13.10.16
Würzburg: Vortragsreihe zu innovativen Perspektiven
für
Landesmuseen
Landesmuseen – Potentiale und Perspektiven
(mmw) Das Mainfränkische Museum befindet sich aktuell im
Umbruch: Das künftige Museum für Franken soll als „Landesmuseum“ in
der Trägerschaft des Freistaates Bayern ganz Franken in seiner
geschichtlichen und kulturellen Vielfalt im Blick haben.
Solche Landesmuseen widmen sich einer Region und verbinden vor
dem Hintergrund der im 19. Jh. aufkommenden Nationalstaaten die „Geschichte ‚vor
Ort‘ mit konkreten Personen, Orten oder Ereignissen“ (Jan
Gerchow). Ihre Sammlungen gehen auf herrschaftliches und/oder bürgerliches
Engagement zurück, durch das Objekte aus persönlicher
Sammelleidenschaft oder als Zeugnisse regionaler Historie zusammengetragen
wurden. Mit authentischen Exponaten sowie vereinfachten historischen
Narrativen stimulieren sie eine „sinnliche Geschichtserkenntnis“ (Hans-Ulrich
Thamer) und wecken Erinnerungen an eine immer ferner werdende Vergangenheit.
Dabei stellen ihre identitätsstiftenden und ‚volksbildnerische‘ Absichten
eine Gegenreaktion auf den rasanten gesellschaftlichen, technischen
und industriellen Wandel dar.
Kulturelle Pluralisierung, Globalisierung und Digitalisierung
veränderten jedoch in den letzten Jahrzehnten das Selbstverständnis
von Museen erneut. Und so haben sich viele der angestammten, kulturgeschichtlich
2 ausgerichteten Landesmuseen in jüngster Zeit erneuert: Sie
haben eigene Wege beschritten, ihre Aufgaben neu und zeitgemäß definiert,
ihre Sammlungen entsprechend präsentiert, so dass die Museumslandschaft
heute Regionalmuseen ganz unterschiedlicher Prägung zeigt,
was deren Besuch immer wieder spannend und anregend macht.
Innovative Perspektiven für Landesmuseen präsentiert
diese Vortragsreihe, um den bürgerschaftlichen und inhaltlichen
Diskurs um das neue Museum für Franken zu befördern.

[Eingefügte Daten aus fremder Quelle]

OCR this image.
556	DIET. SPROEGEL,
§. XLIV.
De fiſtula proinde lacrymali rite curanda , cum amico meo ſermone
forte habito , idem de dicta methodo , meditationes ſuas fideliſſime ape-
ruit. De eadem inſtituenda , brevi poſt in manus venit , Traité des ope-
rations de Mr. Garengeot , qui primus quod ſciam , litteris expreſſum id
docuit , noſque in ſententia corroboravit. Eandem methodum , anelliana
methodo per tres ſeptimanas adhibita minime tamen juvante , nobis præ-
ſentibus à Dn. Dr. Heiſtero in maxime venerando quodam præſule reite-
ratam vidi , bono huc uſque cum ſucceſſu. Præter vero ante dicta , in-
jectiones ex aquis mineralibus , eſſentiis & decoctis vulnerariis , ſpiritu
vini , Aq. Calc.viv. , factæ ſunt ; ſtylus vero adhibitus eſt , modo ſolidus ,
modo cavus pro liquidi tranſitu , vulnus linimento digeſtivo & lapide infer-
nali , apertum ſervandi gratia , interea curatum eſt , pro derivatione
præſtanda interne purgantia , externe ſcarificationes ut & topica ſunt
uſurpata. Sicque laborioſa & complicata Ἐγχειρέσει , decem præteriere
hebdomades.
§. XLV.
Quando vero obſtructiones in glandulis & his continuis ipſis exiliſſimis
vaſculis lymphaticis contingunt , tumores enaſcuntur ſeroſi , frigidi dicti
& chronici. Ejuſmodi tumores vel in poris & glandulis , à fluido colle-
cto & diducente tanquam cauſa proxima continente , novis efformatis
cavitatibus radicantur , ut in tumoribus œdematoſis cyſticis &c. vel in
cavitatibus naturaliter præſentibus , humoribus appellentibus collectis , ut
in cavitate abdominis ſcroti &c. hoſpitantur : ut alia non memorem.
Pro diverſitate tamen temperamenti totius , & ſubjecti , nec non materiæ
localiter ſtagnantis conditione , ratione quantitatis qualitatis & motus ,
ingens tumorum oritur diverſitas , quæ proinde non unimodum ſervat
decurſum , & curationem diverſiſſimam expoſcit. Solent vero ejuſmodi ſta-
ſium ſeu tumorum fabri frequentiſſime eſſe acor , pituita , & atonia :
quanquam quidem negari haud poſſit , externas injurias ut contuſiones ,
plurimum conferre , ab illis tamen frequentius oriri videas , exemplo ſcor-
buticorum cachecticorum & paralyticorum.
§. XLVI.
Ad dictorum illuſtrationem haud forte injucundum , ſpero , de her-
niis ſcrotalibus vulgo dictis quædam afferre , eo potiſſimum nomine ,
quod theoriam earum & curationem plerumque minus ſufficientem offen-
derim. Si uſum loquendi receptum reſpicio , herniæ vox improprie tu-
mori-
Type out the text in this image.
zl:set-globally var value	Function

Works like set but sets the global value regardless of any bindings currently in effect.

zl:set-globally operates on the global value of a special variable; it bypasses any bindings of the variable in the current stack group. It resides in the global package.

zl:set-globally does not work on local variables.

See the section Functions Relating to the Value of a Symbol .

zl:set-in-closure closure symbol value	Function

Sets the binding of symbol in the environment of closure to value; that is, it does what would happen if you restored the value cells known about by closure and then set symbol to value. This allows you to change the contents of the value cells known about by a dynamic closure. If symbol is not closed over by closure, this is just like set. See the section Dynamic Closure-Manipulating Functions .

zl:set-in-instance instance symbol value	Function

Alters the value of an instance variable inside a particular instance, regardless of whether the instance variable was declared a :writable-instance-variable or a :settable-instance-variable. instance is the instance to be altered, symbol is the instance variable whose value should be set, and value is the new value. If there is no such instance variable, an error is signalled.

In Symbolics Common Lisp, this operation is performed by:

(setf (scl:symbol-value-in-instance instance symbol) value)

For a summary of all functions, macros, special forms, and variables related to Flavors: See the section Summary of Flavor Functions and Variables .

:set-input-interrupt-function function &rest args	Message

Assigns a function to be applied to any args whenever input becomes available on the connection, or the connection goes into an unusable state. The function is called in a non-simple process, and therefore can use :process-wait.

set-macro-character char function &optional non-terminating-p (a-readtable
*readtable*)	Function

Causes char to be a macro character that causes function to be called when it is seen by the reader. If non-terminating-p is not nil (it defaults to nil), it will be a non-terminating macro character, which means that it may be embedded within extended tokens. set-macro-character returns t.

Denn auch in Würzburg stehen wir in den nächsten Jahren
vor der Aufgabe, das traditionsreiche Mainfränkisches Museum
in ein modernes und zukunftsweisendes Haus zu verwandeln. Diesbezüglich
geben folgende Referenten Einblick in Konzeptionen, Planungen und
(Er-)neuerungsprozesse.
Montag, 24. Oktober 2016, 19.15 Uhr:
Prof. Dr. Helmut Flachenecker (Inhaber des Lehrstuhls für
Fränkische Landesgeschichte der Universität Würzburg
und 1. Vorstand der Freunde mainfränkischer Kunst und Geschichte
e.V.):
Museum für Franken - erste konzeptionelle Überlegungen
aus landeshistorischer Sicht
Die inhaltliche Konzeption des neuen Museums hat sich zum Einen an einem, nicht
nur ausschließlich chronologisch konnotierten Leitfaden zur fränkischen
Geschichte in allen Landesteilen, zum Anderen an den vorhandenen Ausstellungsobjekten
zu orientieren. Zudem muss die Geschichte des Ausstellungsortes stärker
als bisher berücksichtigt werden. Fränkische Regionalgeschichte deckt
einen Zeitraum vom 7. Jahrhundert bis zur Gegenwart ab. Diese kann wegen ihrer
Vielfalt und Kleinräumigkeit nur exemplarisch aufgezeigt werden – und
die Notwendigkeit einer zusammenfassenden Darstellung in Buchform nicht vorab
leisten. U.a. müssen Schwerpunkte auf die Multikulturalität ihrer
Bewohner, auf die unterschiedliche Ausprägung einer lange Zeit königsnahen
Kulturlandschaft, auf die unterschiedlichen geistlichen wie weltlichen Herrschaftsformen,
auf die Kommunikationsfähigkeit des territorial nicht einheitlichen Raumes
zu den Nachbarregionen gesetzt werden. Die frühneuzeitliche Mehrstaatlichkeit
bildet, trotz vielleicht integrierender Klammern (Fränkischer Reichskreis),
konfessionell gespaltene Gesellschaften mit unterschiedlichen Gewohnheiten
heraus. Der Übergang an das Königreich Bayern markiert kein Ende
der fränkischen Geschichte, diese setzt sich vielmehr bis in die Gegenwart
fort. Das derzeitige Gemeinschaftsbewusstsein kennt vielerlei Brechungen und
muss in seinen Wurzeln hinterfragt werden.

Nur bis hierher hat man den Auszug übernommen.